We often walk through life feeling that no matter what we do, it won’t make a difference in the big picture anyway. We are just one more working stiff out of billions of other working stiffs, doing the daily grind, “different day, same old stuff.”

Me smiling at coworkers and saying hi to them in the hallway isn’t going to change their day. Visiting my sick neighbor isn’t going to make her get better. Going to one Jewish class a week isn’t exactly going to make me a Jewish Rhodes scholar; I haven’t studied since Hebrew school! Even if I take out the trash and do the dishes, my wife won’t notice it; she won’t care, so why bother?

David Choe shows us how things may turn out having a much bigger impact than we initially thought they would. Our Sages teach us in Ethics of Our Fathers (2:1), “Be careful with a light mitzvah like you would be careful with a serious one, for you never know the reward of a mitzvah.” When you double down on 11, you never know what you’re going to get, but you may just hit the jackpot.

When we decide to reserve our Friday nights for Shabbos dinner with our family, who knows if this will be the move that will bring our family closer emotionally, physically and spiritually? When we decide that we are going to walk down the halls at work with a smile for all our coworkers, who knows if that will make us happier at work, and more likeable as a person? A once a week Torah study may ignite our passion for Jewish learning, or it may just make us a more connected and knowledgeable Jew, but it may also be something that becomes a meaningful part of our lives.

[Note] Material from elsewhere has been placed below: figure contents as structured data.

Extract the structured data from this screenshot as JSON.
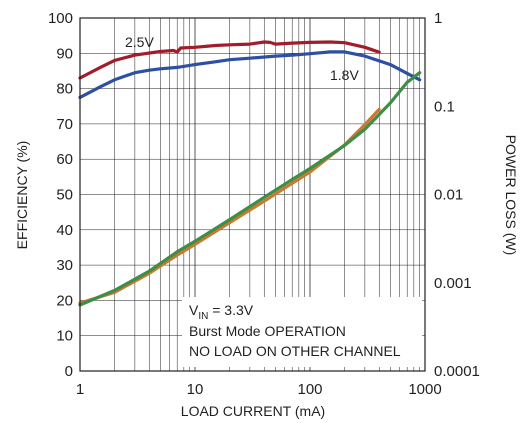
{
  "chart_data": {
    "type": "line",
    "xlabel": "LOAD CURRENT (mA)",
    "ylabel": "EFFICIENCY (%)",
    "y2label": "POWER LOSS (W)",
    "xscale": "log",
    "xlim": [
      1,
      1000
    ],
    "ylim": [
      0,
      100
    ],
    "y2scale": "log",
    "y2lim": [
      0.0001,
      1
    ],
    "grid": true,
    "x_ticks": [
      {
        "value": 1,
        "label": "1"
      },
      {
        "value": 10,
        "label": "10"
      },
      {
        "value": 100,
        "label": "100"
      },
      {
        "value": 1000,
        "label": "1000"
      }
    ],
    "y_ticks": [
      {
        "value": 0,
        "label": "0"
      },
      {
        "value": 10,
        "label": "10"
      },
      {
        "value": 20,
        "label": "20"
      },
      {
        "value": 30,
        "label": "30"
      },
      {
        "value": 40,
        "label": "40"
      },
      {
        "value": 50,
        "label": "50"
      },
      {
        "value": 60,
        "label": "60"
      },
      {
        "value": 70,
        "label": "70"
      },
      {
        "value": 80,
        "label": "80"
      },
      {
        "value": 90,
        "label": "90"
      },
      {
        "value": 100,
        "label": "100"
      }
    ],
    "y2_ticks": [
      {
        "value": 1,
        "label": "1"
      },
      {
        "value": 0.1,
        "label": "0.1"
      },
      {
        "value": 0.01,
        "label": "0.01"
      },
      {
        "value": 0.001,
        "label": "0.001"
      },
      {
        "value": 0.0001,
        "label": "0.0001"
      }
    ],
    "series": [
      {
        "name": "2.5V",
        "axis": "left",
        "color": "#a11d2b",
        "points": [
          [
            1,
            83
          ],
          [
            1.5,
            86
          ],
          [
            2,
            88
          ],
          [
            3,
            89.5
          ],
          [
            5,
            90.5
          ],
          [
            6.5,
            90.8
          ],
          [
            7,
            90.3
          ],
          [
            7.5,
            91.5
          ],
          [
            10,
            91.7
          ],
          [
            15,
            92.2
          ],
          [
            20,
            92.4
          ],
          [
            30,
            92.6
          ],
          [
            40,
            93.2
          ],
          [
            45,
            93.1
          ],
          [
            50,
            92.6
          ],
          [
            70,
            92.9
          ],
          [
            100,
            93.1
          ],
          [
            150,
            93.2
          ],
          [
            200,
            93
          ],
          [
            300,
            91.7
          ],
          [
            400,
            90.3
          ]
        ]
      },
      {
        "name": "1.8V",
        "axis": "left",
        "color": "#2e4fa3",
        "points": [
          [
            1,
            77.5
          ],
          [
            1.5,
            80.5
          ],
          [
            2,
            82.5
          ],
          [
            3,
            84.5
          ],
          [
            4,
            85.2
          ],
          [
            5,
            85.6
          ],
          [
            7,
            86
          ],
          [
            10,
            86.8
          ],
          [
            15,
            87.6
          ],
          [
            20,
            88.2
          ],
          [
            30,
            88.6
          ],
          [
            50,
            89.2
          ],
          [
            70,
            89.5
          ],
          [
            100,
            89.9
          ],
          [
            150,
            90.4
          ],
          [
            200,
            90.4
          ],
          [
            300,
            89.2
          ],
          [
            500,
            86.8
          ],
          [
            700,
            84.3
          ],
          [
            900,
            82.5
          ]
        ]
      },
      {
        "name": "",
        "axis": "right",
        "color": "#c87a2e",
        "points": [
          [
            1,
            0.00059
          ],
          [
            2,
            0.00078
          ],
          [
            4,
            0.00128
          ],
          [
            7,
            0.00206
          ],
          [
            10,
            0.00272
          ],
          [
            20,
            0.0048
          ],
          [
            40,
            0.0084
          ],
          [
            70,
            0.0134
          ],
          [
            100,
            0.018
          ],
          [
            200,
            0.0365
          ],
          [
            300,
            0.062
          ],
          [
            400,
            0.092
          ]
        ]
      },
      {
        "name": "",
        "axis": "right",
        "color": "#3e8d48",
        "points": [
          [
            1,
            0.00056
          ],
          [
            2,
            0.00082
          ],
          [
            4,
            0.00135
          ],
          [
            7,
            0.00224
          ],
          [
            10,
            0.00295
          ],
          [
            20,
            0.0052
          ],
          [
            40,
            0.0093
          ],
          [
            70,
            0.0148
          ],
          [
            100,
            0.0197
          ],
          [
            200,
            0.036
          ],
          [
            300,
            0.055
          ],
          [
            500,
            0.109
          ],
          [
            700,
            0.187
          ],
          [
            900,
            0.24
          ]
        ]
      }
    ],
    "annotations": {
      "vin_main": "V",
      "vin_sub": "IN",
      "vin_rest": " = 3.3V",
      "line2": "Burst Mode OPERATION",
      "line3": "NO LOAD ON OTHER CHANNEL"
    }
  }
}
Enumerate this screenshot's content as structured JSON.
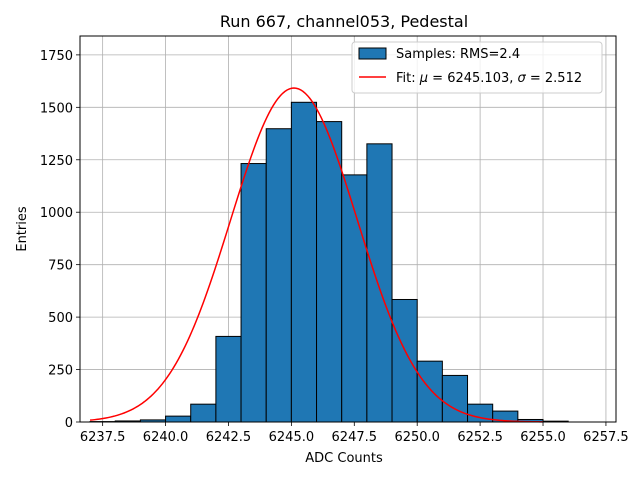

You start out feeling like all you’re doing is spray painting a bunch of walls, and before you know it, you are buried in shovelfuls of money.

Walking through life is like panning for gold: sometimes you pan for hours and come up with nothing but dirt, and sometimes you just dip you pan in the riverbed and come up with a nugget the size of a fist.

When you walk through life with the awareness that your next move, small or big, may bring in the nugget of gold, every moment becomes a nugget of gold.